METHODS AND MATERIALS: Patients with newly diagnosed breast cancer and biopsy-proven metastatic Ax-L1 LNs were identified. We related the location of each LN to its most adjacent rib and its distance from the bottom of the humeral head, axillary vessels, and a line connecting the anterior aspects of the pectoralis and latissimus dorsi muscles (P-L line). LNs were mapped onto a representative planning computed tomography scan, and their distribution was used to validate the current Radiation Therapy Oncology Group, European Society for Radiotherapy and Oncology, and Radiotherapy Comparative Effectiveness breast atlases. Furthermore, we examined metastases to a subregion encompassing the superolateral Ax-L1, irradiation of which correlates highly with lymphedema.

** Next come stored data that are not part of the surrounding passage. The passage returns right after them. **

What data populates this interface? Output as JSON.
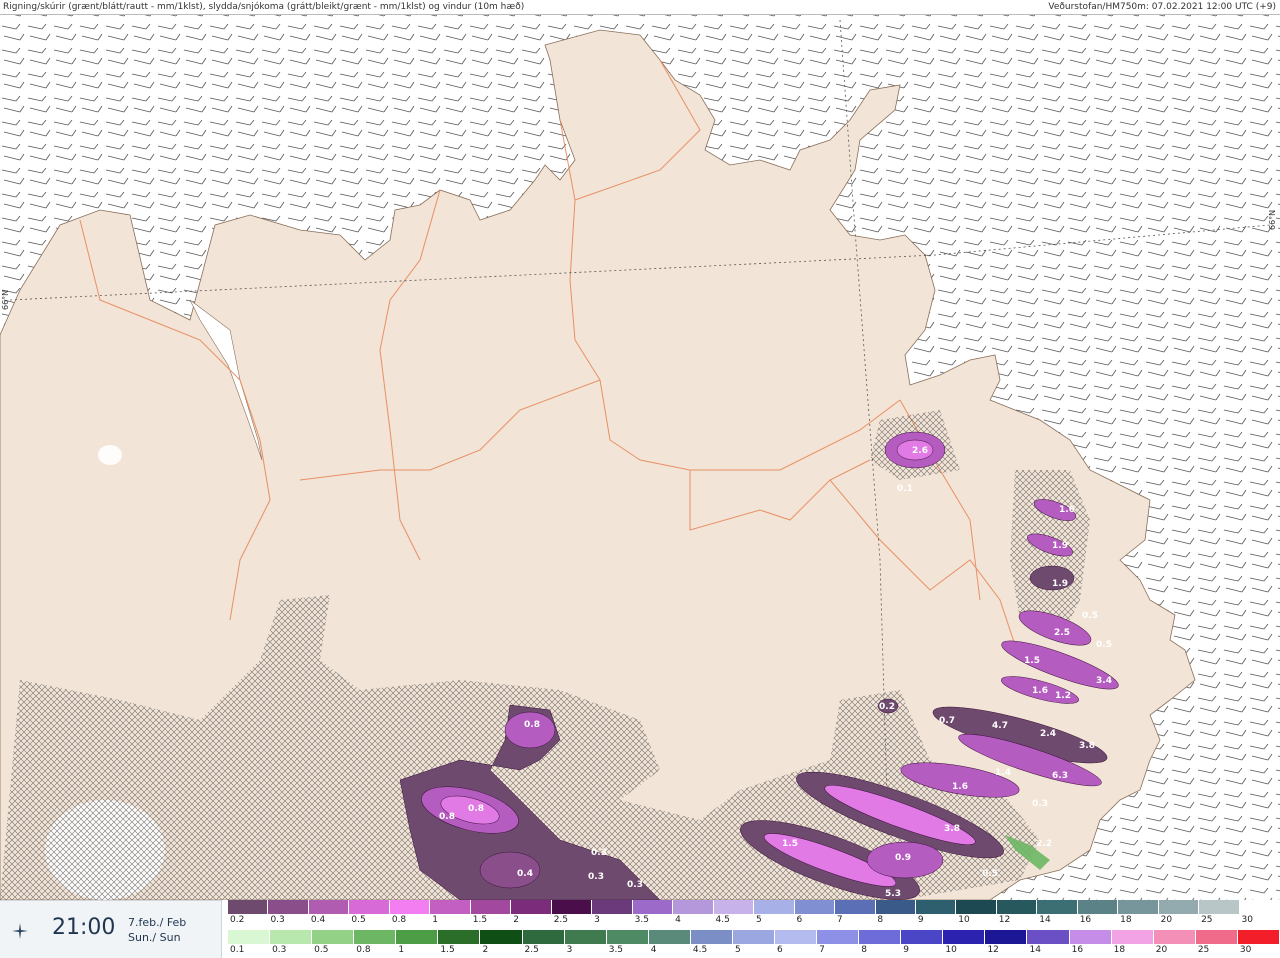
{
  "header": {
    "left_text": "Rigning/skúrir (grænt/blátt/rautt - mm/1klst), slydda/snjókoma (grátt/bleikt/grænt - mm/1klst) og vindur (10m hæð)",
    "right_text": "Veðurstofan/HM750m: 07.02.2021 12:00 UTC (+9)"
  },
  "map": {
    "latitude_label": "66°N",
    "precip_labels": [
      "2.6",
      "0.1",
      "1.6",
      "1.9",
      "1.9",
      "0.5",
      "2.5",
      "0.5",
      "1.5",
      "3.4",
      "1.6",
      "1.2",
      "0.2",
      "0.7",
      "4.7",
      "2.4",
      "3.8",
      "1.4",
      "6.3",
      "1.6",
      "0.3",
      "3.8",
      "2.2",
      "1.5",
      "0.9",
      "0.5",
      "5.3",
      "0.8",
      "0.8",
      "0.8",
      "0.3",
      "0.4",
      "0.3",
      "0.3"
    ]
  },
  "footer": {
    "time": "21:00",
    "date_is": "7.feb./ Feb",
    "day": "Sun./ Sun",
    "snow_scale": {
      "labels": [
        "0.2",
        "0.3",
        "0.4",
        "0.5",
        "0.8",
        "1",
        "1.5",
        "2",
        "2.5",
        "3",
        "3.5",
        "4",
        "4.5",
        "5",
        "6",
        "7",
        "8",
        "9",
        "10",
        "12",
        "14",
        "16",
        "18",
        "20",
        "25",
        "30"
      ],
      "colors": [
        "#6e4a6e",
        "#8a4f8a",
        "#b05cb0",
        "#d86ad8",
        "#f27ef2",
        "#c35fc3",
        "#a3489f",
        "#7b2d7b",
        "#4a0e4a",
        "#6a3a7a",
        "#9c6bc9",
        "#b597dc",
        "#c7b3ea",
        "#a8b0e8",
        "#7f8fd2",
        "#5a6fb5",
        "#3a5a8a",
        "#2e5f6f",
        "#1d4a52",
        "#27585e",
        "#3c6f74",
        "#5a8287",
        "#76969b",
        "#93aaae",
        "#b8c6c8",
        "#ffffff"
      ]
    },
    "rain_scale": {
      "labels": [
        "0.1",
        "0.3",
        "0.5",
        "0.8",
        "1",
        "1.5",
        "2",
        "2.5",
        "3",
        "3.5",
        "4",
        "4.5",
        "5",
        "6",
        "7",
        "8",
        "9",
        "10",
        "12",
        "14",
        "16",
        "18",
        "20",
        "25",
        "30"
      ],
      "colors": [
        "#d9f7d2",
        "#b8e8ad",
        "#93d186",
        "#6db764",
        "#4d9c46",
        "#2a6e2a",
        "#0f4f16",
        "#2e6a3d",
        "#3f7b4e",
        "#4e8a63",
        "#5a8a7a",
        "#7b8fc6",
        "#9aa7e0",
        "#b4bbef",
        "#8e8fe6",
        "#6d6cd9",
        "#4a46c6",
        "#2b23b0",
        "#1c1794",
        "#6b4fc5",
        "#c58ce8",
        "#f2a3e6",
        "#f48fb8",
        "#f06b8a",
        "#f21f2a"
      ]
    }
  }
}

RESULTS: We identified 106 eligible patients with 107 biopsied LNs. All LNs fell between the second and fifth ribs (mean, 3.8 ± 0.56). Mean distance from the inferior aspect of the humeral head was 4.3 ± 1.6 cm (range, 0.3-8.4). Mean distance from the inferior aspect of the axillary vessels was 2.9 ± 1.5 cm (range, -0.6 to 5.4). Mean distance from the P-L line was 0.01 ± 1.9 cm (range, -2.2 to 2.4); negative and positive values denote medial or lateral to the P-L line. A Radiation Therapy Oncology Group-compliant Ax-L1 consensus contour, created from contours by 4 attending breast radiation oncologists, partially or fully missed 45% of mapped LNs. European Society for Radiotherapy and Oncology- and Radiotherapy Comparative Effectiveness-compliant Ax-L1 similarly missed 46% and 34% of mapped LNs, respectively. LNs were most frequently missed in the lateral direction. The superolateral Ax-L1 encompassed 9.3% of the mapped LNs.

CONCLUSIONS: A significant percentage of at-risk Ax-L1 tissue falls outside current contouring atlases. We propose expansion of the recommended Ax-L1 borders, most notably in the lateral direction.